ELENA LEARDINI - Avvocato
Riguardo alle prestazioni on line, la prima cosa da dire è che, nell’emergenza Covid 19, sono state necessarie: non è una considerazione banale, dato che senza la possibilità di spostare on line tanti esercizi professionali, avremmo scontato un’interruzione ed un senso di interruzione molto più totali, radicali e tragici
Con riferimento alle prestazioni psicologiche on line e a distanza, va considerato innanzitutto che la forma dell’esercizio professionale dello psicologo non è un tabù, non fosse altro perché, nel corso del tempo, è sempre già cambiata innumerevoli volte. Ci sono sempre stati, a partire dal lettino di Freud, mediatori materiali che hanno regolato le distanze e determinato ogni volta, nuove e diverse forme del setting. Ci sono state mediazioni materiali che hanno consentito terapie anche a distanza, dalle ‘trascrizioni’ di Jung alle ‘confessioni’ della scuola giapponese di Morita, dalle tante mediazioni disegnate o dipinte di tanti junghiani classici alle attuali restituzioni grafiche, genogrammiche o costellari. Quindi, l’espressionismo diretto del ‘qui ed ora’ in presenza non è ‘il’ setting ma solo una sua moderna e prevalente declinazione, che ha perdite e guadagni come ogni altra declinazione.
Questa premessa vuole dunque sollecitare un approccio alle prestazioni psicologiche on line laico ed aperto, ma al contempo vuole avvertire del rischio intrinseco ad eventuali improvvisazioni, anche quando dettate da situazioni di emergenza: si tratta di valutare ogni volta perdite e guadagni.
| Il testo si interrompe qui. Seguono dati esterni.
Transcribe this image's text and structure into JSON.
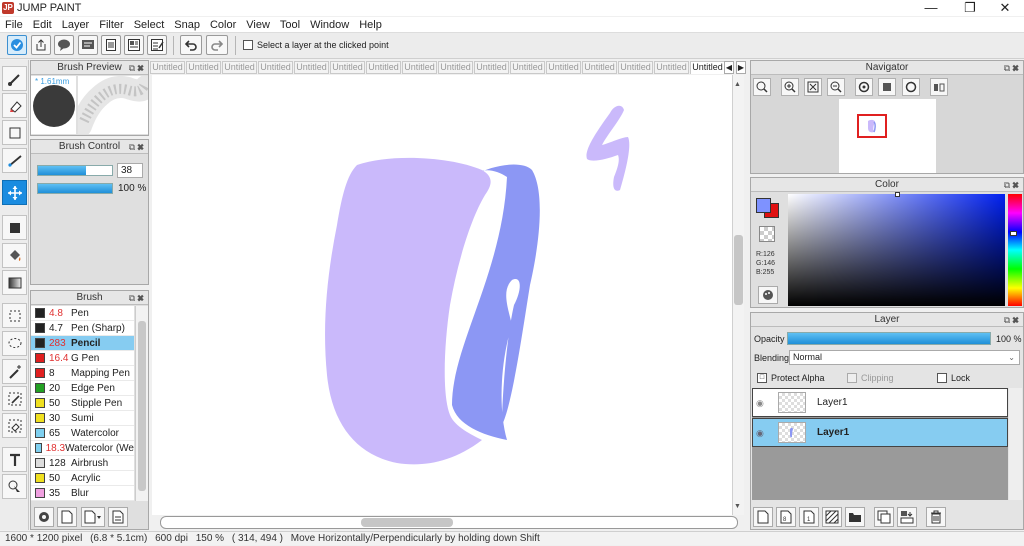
{
  "app": {
    "title": "JUMP PAINT"
  },
  "menu": [
    "File",
    "Edit",
    "Layer",
    "Filter",
    "Select",
    "Snap",
    "Color",
    "View",
    "Tool",
    "Window",
    "Help"
  ],
  "toolbar": {
    "select_layer_label": "Select a layer at the clicked point"
  },
  "brush_preview": {
    "title": "Brush Preview",
    "size_label": "* 1.61mm"
  },
  "brush_control": {
    "title": "Brush Control",
    "size_value": "38",
    "opacity_value": "100 %",
    "size_level": 0.65,
    "opacity_level": 1.0
  },
  "brush": {
    "title": "Brush",
    "items": [
      {
        "size": "4.8",
        "name": "Pen",
        "color": "#222222",
        "size_color": "#e03030",
        "selected": false
      },
      {
        "size": "4.7",
        "name": "Pen (Sharp)",
        "color": "#222222",
        "size_color": "#222222",
        "selected": false
      },
      {
        "size": "283",
        "name": "Pencil",
        "color": "#222222",
        "size_color": "#e03030",
        "selected": true
      },
      {
        "size": "16.4",
        "name": "G Pen",
        "color": "#e02020",
        "size_color": "#e03030",
        "selected": false
      },
      {
        "size": "8",
        "name": "Mapping Pen",
        "color": "#e02020",
        "size_color": "#222222",
        "selected": false
      },
      {
        "size": "20",
        "name": "Edge Pen",
        "color": "#22a022",
        "size_color": "#222222",
        "selected": false
      },
      {
        "size": "50",
        "name": "Stipple Pen",
        "color": "#f0e020",
        "size_color": "#222222",
        "selected": false
      },
      {
        "size": "30",
        "name": "Sumi",
        "color": "#f0e020",
        "size_color": "#222222",
        "selected": false
      },
      {
        "size": "65",
        "name": "Watercolor",
        "color": "#7fd0f0",
        "size_color": "#222222",
        "selected": false
      },
      {
        "size": "18.3",
        "name": "Watercolor (We",
        "color": "#7fd0f0",
        "size_color": "#e03030",
        "selected": false
      },
      {
        "size": "128",
        "name": "Airbrush",
        "color": "#dddddd",
        "size_color": "#222222",
        "selected": false
      },
      {
        "size": "50",
        "name": "Acrylic",
        "color": "#f0e020",
        "size_color": "#222222",
        "selected": false
      },
      {
        "size": "35",
        "name": "Blur",
        "color": "#f0a0e0",
        "size_color": "#222222",
        "selected": false
      }
    ]
  },
  "tabs": [
    "Untitled",
    "Untitled",
    "Untitled",
    "Untitled",
    "Untitled",
    "Untitled",
    "Untitled",
    "Untitled",
    "Untitled",
    "Untitled",
    "Untitled",
    "Untitled",
    "Untitled",
    "Untitled",
    "Untitled",
    "Untitled"
  ],
  "navigator": {
    "title": "Navigator"
  },
  "color": {
    "title": "Color",
    "r_label": "R:126",
    "g_label": "G:146",
    "b_label": "B:255",
    "main": "#7e92ff",
    "sub": "#e01010"
  },
  "layer": {
    "title": "Layer",
    "opacity_label": "Opacity",
    "opacity_value": "100 %",
    "opacity_level": 1.0,
    "blending_label": "Blending",
    "blending_value": "Normal",
    "protect_alpha": "Protect Alpha",
    "clipping": "Clipping",
    "lock": "Lock",
    "items": [
      {
        "name": "Layer1",
        "selected": false
      },
      {
        "name": "Layer1",
        "selected": true
      }
    ]
  },
  "status": {
    "size": "1600 * 1200 pixel",
    "cm": "(6.8 * 5.1cm)",
    "dpi": "600 dpi",
    "zoom": "150 %",
    "coords": "( 314, 494 )",
    "hint": "Move Horizontally/Perpendicularly by holding down Shift"
  },
  "drawing_colors": {
    "light": "#cab9fb",
    "dark": "#8c97f4"
  }
}
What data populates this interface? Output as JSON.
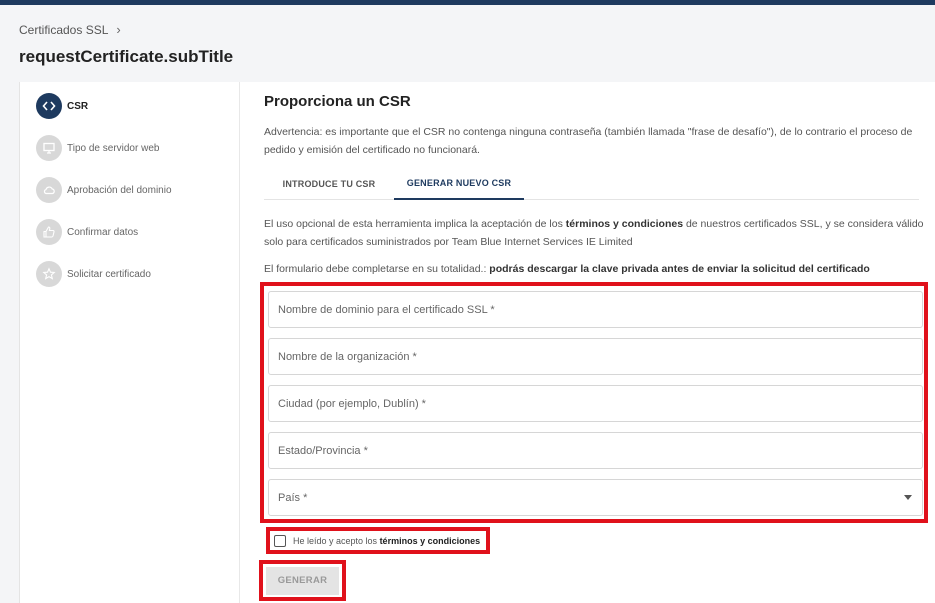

Tale valutazione va fatta con riferimento ai diversi tipi di prestazioni a distanza: i diversi mediatori – diciamo tecnologici – adottati descrivono distanze diverse e comportano perdite e guadagni diversi. Va fatta poi con riferimento ai diversi tipi di prestazioni professionali: ognuno dovrebbe confrontare il setting on line col ‘proprio’ setting, con riferimento al proprio tipo di prestazione ambulatoriale ed al ‘proprio’ modo di organizzarla. Va fatta, infine, anche caso per caso, per ogni singolo paziente, perché alle perdite e ai guadagni non sono estranee le soggettività in gioco che possono sempre rendere diversa ogni esperienza relazionale, allo stesso preciso modo in cui avviene nella dimensione ambulatoriale. Basti considerare le diverse reazioni che i diversi pazienti hanno avuto di fronte alla proposta di spostare l’incontro in video-seduta: per alcuni è stato quasi lo stesso, altri non se la sono sentita tout court e, fra questi due poli, è venuta a crearsi tutta una gamma di opzioni soggettive.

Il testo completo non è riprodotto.